Tuberculosis and COVID-19 may also be linked from a public-health standpoint. The quarantine measures for COVID-19 may result in inadvertent discontinuation of anti-tuberculous therapy and loss of patient follow-up [21]. However, the isolation measures may result in a decrease in TB infections – one study noted a decrease in confirmed TB cases in 2020 (compared to previous years) [22]. Mathematical models have shown that in the absence of adequate primary prevention measures, an earlier and higher peak of COVID-19-TB coinfections (with more severe disease) may occur [23].

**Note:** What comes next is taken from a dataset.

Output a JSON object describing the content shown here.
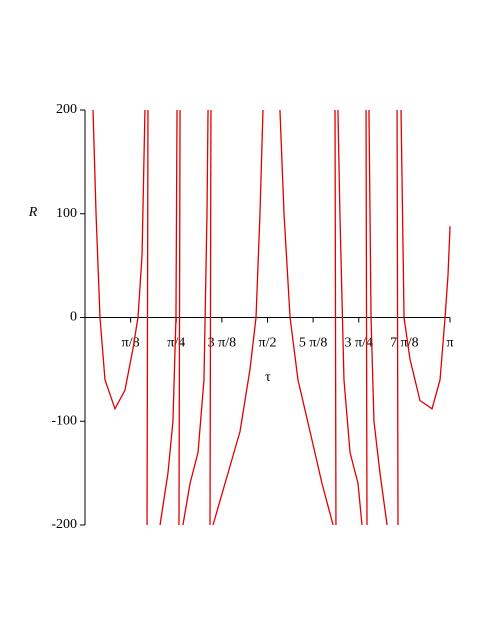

Our patient had a confirmed COVID-19 infection, followed by diagnosis of peritoneal TB with no prior history of TB. Interestingly, he had a full recovery despite having cirrhosis, portal hypertension, and this co-infection. Poor outcomes have been reported in COVID-19 patients with cirrhosis and portal hypertension [5], and the combination of TB infection and cirrhosis also demonstrates increased mortality [24], [25]. It is unclear whether co-infection with TB and SARS-CoV-2 leads to significant differences in outcomes, or if one infection predisposes to the other. Further research is needed to analyze the pathogenetic inter-relationship between the two infections and to assess long-term outcomes of co-infections.

Conclusion

COVID-19 may occur with other infections and may also lead to unmasking of latent infections such as TB. Clinicians must evaluate COVID-19 patients for other co-infections, particularly those with atypical clinical features. Further research is needed to evaluate the link between TB and the SARS-Cov-2 virus.

Declaration of Competing Interest

The authors declare that they have no known competing financial interests or personal relationships that could have appeared to influence the work reported in this paper.